Queste sono state alcune delle domande che si sono imposte durante la vivace discussione avvenuta nell’incontro tra Carlo Vitagliano, autore del libro intitolato “Noi, i ragazzi del Biscione” (Melampo Editore), e gli studenti dello STArS.
Ospite del Corso di Storia della Radio e della Televisione tenuto dalla Prof.ssa Paola Abbiezzi, Vitagliano ha potuto raccontare la propria esperienza umana e professionale che si è inserita nella cornice, più generale, delle vicende legate alla nascita della televisione commerciale in Italia. Infatti, dal 1981 e per i trent’anni successivi, Vitagliano ha lavorato a Mediaset, il network fondato da Silvio Berlusconi.

L’associazione NuovoAmbra nella giornata di venerdì 16 Dicembre l’ha invitato in Università per presentare il suo libro e, insieme con lui ha chiamato anche il Prof. Giorgio Simonelli, docente dell’Università Cattolica di Milano, storico della radio e della televisione, e Gian Paolo Parenti, Channel Manager del canale JOI (Mediaset Premium).

“Noi, i ragazzi del biscione”, come ha spiegato Simonelli, descrive quella generazione di trentenni - tra i quali, per esempio, Carlo Freccero e Antonio Ricci - che rivoluzionò il modo di fare la televisione in Italia. Canale 5, la prima rete commerciale nazionale, fu un importante luogo di sperimentazione, a partire dagli anni Ottanta, dopo la grande epoca del servizio pubblico della Rai.

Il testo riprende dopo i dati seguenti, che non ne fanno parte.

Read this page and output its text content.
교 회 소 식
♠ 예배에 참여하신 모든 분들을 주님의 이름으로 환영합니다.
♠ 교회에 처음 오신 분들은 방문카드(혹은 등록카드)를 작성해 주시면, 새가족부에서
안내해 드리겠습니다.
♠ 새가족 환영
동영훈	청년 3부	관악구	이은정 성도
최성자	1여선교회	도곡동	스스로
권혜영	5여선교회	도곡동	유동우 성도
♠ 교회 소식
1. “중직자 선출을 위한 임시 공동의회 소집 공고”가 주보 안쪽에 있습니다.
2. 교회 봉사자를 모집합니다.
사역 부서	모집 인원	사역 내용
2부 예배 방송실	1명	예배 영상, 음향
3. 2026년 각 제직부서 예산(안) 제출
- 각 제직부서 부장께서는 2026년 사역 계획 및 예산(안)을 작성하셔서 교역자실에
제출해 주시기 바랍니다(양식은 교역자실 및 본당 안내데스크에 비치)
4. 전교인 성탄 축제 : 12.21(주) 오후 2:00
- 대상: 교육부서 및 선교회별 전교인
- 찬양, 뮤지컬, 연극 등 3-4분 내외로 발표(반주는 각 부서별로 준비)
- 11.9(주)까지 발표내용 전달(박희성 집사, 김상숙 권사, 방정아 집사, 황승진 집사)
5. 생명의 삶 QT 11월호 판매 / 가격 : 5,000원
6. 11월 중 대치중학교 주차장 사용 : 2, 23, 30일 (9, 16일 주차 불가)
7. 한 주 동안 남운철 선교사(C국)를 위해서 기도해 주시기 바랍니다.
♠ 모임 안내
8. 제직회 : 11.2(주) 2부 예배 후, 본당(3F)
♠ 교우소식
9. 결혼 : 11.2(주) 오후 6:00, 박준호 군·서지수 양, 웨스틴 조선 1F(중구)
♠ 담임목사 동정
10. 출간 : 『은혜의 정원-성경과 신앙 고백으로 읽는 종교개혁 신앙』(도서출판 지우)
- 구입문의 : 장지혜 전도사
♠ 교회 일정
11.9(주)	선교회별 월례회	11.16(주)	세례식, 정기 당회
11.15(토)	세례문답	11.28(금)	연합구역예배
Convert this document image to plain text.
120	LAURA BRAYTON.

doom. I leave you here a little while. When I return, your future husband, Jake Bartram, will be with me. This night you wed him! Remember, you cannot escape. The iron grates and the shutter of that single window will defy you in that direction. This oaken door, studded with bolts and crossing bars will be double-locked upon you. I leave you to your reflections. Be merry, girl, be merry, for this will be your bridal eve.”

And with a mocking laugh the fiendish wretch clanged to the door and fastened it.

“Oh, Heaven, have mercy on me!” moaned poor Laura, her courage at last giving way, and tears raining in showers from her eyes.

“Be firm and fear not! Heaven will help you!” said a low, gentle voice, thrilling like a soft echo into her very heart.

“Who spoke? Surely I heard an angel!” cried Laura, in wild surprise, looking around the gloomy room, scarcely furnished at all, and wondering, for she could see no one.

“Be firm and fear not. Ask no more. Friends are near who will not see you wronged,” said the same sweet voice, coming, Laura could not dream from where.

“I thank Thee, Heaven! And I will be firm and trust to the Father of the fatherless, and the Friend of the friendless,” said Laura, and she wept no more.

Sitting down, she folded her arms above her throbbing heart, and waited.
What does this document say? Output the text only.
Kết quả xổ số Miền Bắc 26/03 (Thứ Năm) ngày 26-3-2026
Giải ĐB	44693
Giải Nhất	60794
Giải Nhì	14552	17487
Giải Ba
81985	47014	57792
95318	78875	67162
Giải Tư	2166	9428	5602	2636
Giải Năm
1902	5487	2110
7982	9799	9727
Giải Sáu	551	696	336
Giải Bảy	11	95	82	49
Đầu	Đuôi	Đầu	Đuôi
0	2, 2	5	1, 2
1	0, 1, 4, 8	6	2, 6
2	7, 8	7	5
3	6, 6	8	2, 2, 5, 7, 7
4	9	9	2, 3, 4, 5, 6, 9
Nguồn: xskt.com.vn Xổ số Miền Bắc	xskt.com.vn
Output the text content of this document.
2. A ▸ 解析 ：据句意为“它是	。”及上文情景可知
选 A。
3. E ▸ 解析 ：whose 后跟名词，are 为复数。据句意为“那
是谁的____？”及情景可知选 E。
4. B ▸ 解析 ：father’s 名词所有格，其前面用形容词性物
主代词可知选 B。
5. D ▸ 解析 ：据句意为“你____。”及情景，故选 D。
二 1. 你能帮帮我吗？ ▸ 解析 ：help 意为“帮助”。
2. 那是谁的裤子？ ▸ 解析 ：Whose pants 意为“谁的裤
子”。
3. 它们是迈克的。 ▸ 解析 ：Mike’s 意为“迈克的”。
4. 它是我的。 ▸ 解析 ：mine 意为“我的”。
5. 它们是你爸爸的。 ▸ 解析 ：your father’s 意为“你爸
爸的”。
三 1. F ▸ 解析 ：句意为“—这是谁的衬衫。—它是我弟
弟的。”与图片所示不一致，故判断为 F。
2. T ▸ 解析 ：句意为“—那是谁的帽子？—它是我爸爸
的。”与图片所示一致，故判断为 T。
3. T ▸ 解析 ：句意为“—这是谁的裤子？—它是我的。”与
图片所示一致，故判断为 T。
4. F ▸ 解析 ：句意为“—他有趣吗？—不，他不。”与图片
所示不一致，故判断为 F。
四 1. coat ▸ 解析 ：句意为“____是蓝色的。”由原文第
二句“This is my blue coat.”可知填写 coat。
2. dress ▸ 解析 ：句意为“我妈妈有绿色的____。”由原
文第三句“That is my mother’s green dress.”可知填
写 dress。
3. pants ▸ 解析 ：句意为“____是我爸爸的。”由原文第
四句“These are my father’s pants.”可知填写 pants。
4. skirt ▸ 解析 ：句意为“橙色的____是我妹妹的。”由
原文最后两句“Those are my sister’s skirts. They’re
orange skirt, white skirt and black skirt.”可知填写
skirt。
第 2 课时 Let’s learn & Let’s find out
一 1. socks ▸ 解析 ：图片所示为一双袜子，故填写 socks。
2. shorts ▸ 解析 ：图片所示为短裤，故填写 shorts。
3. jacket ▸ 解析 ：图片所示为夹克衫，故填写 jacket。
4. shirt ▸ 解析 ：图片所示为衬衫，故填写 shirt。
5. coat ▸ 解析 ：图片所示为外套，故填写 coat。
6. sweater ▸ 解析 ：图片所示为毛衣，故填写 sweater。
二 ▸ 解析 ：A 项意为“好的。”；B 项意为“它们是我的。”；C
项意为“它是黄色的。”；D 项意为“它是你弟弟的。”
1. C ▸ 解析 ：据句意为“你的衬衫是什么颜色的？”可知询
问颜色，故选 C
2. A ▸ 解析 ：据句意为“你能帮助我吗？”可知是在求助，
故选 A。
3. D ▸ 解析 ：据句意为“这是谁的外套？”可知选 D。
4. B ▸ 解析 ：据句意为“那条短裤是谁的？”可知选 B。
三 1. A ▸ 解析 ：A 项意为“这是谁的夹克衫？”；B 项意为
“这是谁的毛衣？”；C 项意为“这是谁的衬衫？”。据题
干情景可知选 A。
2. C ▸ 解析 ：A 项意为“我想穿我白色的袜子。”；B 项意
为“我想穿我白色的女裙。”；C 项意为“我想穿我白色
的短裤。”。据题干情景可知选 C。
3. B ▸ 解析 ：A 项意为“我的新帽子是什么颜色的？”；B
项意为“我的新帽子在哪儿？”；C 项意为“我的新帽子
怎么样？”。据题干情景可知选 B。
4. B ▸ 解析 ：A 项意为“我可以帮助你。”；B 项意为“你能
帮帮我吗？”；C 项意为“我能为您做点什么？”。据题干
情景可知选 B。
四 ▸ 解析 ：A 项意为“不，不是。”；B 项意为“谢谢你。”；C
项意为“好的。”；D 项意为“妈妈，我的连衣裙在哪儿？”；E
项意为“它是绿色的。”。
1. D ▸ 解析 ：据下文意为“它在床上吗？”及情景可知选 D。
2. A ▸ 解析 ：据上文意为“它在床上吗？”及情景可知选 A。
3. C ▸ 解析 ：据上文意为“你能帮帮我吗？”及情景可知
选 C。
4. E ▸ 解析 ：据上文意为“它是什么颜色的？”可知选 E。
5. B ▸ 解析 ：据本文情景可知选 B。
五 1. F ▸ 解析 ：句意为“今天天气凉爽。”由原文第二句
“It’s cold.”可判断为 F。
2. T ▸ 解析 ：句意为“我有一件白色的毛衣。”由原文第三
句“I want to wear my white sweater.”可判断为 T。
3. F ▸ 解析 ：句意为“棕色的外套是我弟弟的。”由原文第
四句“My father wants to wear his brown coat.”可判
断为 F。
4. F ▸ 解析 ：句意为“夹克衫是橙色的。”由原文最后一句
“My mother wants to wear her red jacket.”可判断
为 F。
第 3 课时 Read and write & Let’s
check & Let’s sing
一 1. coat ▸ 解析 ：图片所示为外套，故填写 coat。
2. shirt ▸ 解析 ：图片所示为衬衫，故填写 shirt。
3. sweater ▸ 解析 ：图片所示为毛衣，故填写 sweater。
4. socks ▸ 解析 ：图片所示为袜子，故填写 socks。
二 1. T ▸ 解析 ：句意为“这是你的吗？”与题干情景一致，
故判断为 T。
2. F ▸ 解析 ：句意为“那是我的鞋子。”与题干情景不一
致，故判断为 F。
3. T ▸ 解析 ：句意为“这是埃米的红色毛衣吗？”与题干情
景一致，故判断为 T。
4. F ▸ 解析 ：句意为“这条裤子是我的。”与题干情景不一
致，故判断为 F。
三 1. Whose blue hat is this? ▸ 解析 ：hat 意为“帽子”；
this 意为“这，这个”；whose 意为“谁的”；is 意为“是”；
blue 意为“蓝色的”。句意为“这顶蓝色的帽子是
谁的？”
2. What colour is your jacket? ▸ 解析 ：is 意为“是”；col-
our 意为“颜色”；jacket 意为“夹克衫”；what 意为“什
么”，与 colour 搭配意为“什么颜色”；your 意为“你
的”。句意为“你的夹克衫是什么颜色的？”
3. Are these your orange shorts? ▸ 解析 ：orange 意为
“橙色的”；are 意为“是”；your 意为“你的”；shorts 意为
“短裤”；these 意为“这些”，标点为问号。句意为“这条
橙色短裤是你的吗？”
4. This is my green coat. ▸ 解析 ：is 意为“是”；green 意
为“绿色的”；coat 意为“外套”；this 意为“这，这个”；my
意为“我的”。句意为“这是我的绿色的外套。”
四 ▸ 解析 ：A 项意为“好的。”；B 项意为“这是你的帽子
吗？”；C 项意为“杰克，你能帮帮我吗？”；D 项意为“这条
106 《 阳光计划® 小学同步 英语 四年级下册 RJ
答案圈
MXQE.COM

«Canale 5 era percepita come una televisione libera, internazionale, simile a quella che si vedeva in America; in sostanza, era una finestra sul mondo» ha raccontato Vitagliano.

Partendo proprio di divertenti retroscena, i relatori hanno poi cercato di spiegare anche le odierne trasformazioni "epocali" che coinvolgono il mezzo televisivo.
Gian Paolo Parenti ha individuato alcuni elementi principali nel contento odierno: la frammentazione delle audience, lo sviluppo industriale di conglomerati mediali, il ruolo pervasivo del marketing, la centralità dei contenuti “pregiati”. In un simile contesto competitivo, può esserci ancora spazio per delle professionalità realmente creative?

«La creatività è sintesi di elementi contrastanti; è come un effetto speciale, funziona se non si vede».

Vitagliano, ripensando alla propria esperienza professionale, ha testimoniato il modo in cui ha cercato di valorizzare il proprio lavoro. Secondo il suo punto di vista, le componenti artistiche e culturali sono sempre necessarie per arrivare a quella conflittualità che struttura il senso di un messaggio. In particolare, ha mostrato le proprie produzioni video e come sia possibile confezionare  uno spot televisivo o un annuncio pubblicitario, dosando sapientemente elementi ‘alti’ e ‘bassi’.

Tutte le rivoluzioni e le avanguardie finiscono sempre quando si stabiliscono nel panorama del senso comune. Anche quei ragazzi, da giovani promesse, sono diventati venerati maestri, citando il famoso aforisma di Alberto Arbasino, ma le loro storie servono a ricordarci che dobbiamo sempre tentare la strada dell’innovazione quando parliamo di media e comunicazione. E soprattutto in tempi in cui non sembra esserci spazio per la fantasia al potere.